Prove a step in exercise 1.19 Brezis's Functional Analysis

Question

Let $E$ be a normed vector space, and $F: \mathbb{R} \to (-\infty, \infty]$ be a convex l.s.c. function such that $F(0) = 0$ and $F(t)\ge 0, \forall t\in \mathbb{R}$. Set $\varphi(x) = F(||x||)$.

Prove that $\varphi$ is convex, l.s.c. and that $\varphi^*(f) = F^*(||f||)$.

I'm stuck at the part proving $\varphi^*(f) = F^*(||f||)$. More specifically, I don't know how to prove $$\sup_{x\in E} (f(x) - \varphi(x)) = \sup_{y\ge 0} (||f||y - F(y)).$$ Thank you very much for any hint or solution.

Answer 1

Since $f(x) \le \|f\|\cdot \|x\|$, the inequality "$\le$" follows.

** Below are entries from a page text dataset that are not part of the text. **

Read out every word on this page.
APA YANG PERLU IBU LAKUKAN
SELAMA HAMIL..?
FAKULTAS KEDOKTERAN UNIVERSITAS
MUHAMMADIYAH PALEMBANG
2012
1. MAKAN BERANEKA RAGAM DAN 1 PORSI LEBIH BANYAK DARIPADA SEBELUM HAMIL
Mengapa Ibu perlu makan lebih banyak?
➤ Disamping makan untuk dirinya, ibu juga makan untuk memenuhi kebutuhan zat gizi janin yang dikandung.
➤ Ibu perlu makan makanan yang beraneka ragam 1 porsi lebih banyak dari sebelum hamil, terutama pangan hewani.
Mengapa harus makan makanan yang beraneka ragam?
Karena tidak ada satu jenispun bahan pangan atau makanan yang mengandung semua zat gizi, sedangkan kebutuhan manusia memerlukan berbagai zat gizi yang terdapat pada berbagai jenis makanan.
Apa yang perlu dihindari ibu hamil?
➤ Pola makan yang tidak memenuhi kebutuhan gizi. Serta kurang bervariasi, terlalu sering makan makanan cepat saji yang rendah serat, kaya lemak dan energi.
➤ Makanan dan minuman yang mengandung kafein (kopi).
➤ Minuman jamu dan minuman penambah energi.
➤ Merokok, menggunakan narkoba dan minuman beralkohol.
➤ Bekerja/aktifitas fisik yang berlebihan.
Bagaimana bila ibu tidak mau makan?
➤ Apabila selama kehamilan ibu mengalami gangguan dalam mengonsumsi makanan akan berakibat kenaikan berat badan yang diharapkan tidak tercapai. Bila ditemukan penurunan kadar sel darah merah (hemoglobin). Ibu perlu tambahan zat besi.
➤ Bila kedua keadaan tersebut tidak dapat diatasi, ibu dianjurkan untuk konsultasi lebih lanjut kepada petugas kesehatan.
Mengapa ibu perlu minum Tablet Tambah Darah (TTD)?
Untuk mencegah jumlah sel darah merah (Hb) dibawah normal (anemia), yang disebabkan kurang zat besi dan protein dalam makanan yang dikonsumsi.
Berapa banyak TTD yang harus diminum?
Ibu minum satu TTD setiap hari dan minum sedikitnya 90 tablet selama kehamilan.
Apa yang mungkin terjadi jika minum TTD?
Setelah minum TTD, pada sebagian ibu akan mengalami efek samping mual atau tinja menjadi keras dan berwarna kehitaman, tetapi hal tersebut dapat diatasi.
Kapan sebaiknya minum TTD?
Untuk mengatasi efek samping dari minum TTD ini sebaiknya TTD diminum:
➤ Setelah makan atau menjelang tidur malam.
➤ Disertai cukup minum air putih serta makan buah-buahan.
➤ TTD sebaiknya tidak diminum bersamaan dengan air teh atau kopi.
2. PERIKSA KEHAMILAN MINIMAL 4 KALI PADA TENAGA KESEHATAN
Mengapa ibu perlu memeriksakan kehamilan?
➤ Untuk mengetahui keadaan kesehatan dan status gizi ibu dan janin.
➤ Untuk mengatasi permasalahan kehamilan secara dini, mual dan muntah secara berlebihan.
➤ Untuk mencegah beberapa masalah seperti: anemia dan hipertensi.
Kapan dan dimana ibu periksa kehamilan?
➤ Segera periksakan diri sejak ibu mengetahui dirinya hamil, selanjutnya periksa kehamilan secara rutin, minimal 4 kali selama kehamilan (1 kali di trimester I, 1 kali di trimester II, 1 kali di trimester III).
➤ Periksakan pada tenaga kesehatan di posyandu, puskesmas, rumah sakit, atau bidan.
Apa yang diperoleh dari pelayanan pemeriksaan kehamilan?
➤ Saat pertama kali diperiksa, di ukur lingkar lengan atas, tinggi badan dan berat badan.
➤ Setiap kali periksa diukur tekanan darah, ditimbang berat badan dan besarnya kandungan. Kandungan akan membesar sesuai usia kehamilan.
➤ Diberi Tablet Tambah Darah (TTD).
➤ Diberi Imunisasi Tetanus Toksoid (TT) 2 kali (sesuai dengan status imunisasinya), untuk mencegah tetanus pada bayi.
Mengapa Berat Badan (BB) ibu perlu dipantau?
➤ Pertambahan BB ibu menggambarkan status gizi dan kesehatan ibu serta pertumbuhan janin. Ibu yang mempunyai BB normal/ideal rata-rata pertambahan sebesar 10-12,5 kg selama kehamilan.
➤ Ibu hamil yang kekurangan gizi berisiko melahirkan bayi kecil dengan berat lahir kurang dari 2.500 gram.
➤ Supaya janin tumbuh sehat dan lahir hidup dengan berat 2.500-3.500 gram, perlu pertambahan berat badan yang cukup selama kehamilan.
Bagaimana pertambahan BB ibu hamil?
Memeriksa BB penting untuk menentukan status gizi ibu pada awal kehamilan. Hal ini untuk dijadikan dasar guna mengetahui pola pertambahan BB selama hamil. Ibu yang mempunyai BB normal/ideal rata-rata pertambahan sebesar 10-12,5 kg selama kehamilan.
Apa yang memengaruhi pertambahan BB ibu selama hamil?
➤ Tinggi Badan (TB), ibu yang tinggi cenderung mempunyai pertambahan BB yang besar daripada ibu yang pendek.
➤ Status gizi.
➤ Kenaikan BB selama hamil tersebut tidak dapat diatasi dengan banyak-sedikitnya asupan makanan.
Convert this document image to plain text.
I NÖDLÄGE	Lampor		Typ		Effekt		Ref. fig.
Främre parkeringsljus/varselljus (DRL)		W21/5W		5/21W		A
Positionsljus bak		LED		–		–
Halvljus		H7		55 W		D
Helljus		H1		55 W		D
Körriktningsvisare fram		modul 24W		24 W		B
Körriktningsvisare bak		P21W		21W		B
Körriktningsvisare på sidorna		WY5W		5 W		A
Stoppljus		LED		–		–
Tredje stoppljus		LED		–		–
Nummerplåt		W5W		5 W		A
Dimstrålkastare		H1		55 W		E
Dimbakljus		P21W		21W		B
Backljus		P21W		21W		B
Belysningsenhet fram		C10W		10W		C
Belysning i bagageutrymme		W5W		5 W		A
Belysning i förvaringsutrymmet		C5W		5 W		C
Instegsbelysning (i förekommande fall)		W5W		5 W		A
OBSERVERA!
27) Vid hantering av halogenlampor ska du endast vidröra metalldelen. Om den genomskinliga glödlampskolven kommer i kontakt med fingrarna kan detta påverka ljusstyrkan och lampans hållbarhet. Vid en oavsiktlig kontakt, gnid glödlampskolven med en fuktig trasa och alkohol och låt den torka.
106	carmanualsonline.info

Take $\epsilon>0$. Then there is $x_\epsilon$ with $\|x_\epsilon\|=1$ and $f(x) \ge \|f\|-\epsilon$. Then for $t>0$ $$ \sup_{x\in E}(f(x)-\phi(x))\ge f(tx_\epsilon) - \phi(t) \ge t (\|f\|-\epsilon) - \phi(t). $$ This holds for all $\epsilon>0$, hence $$\sup_{x\in E}(f(x)-\phi(x))\ge t \|f\| - \phi(t). $$ Taking the supremum over $t>0$ on the right hand side yields the claim.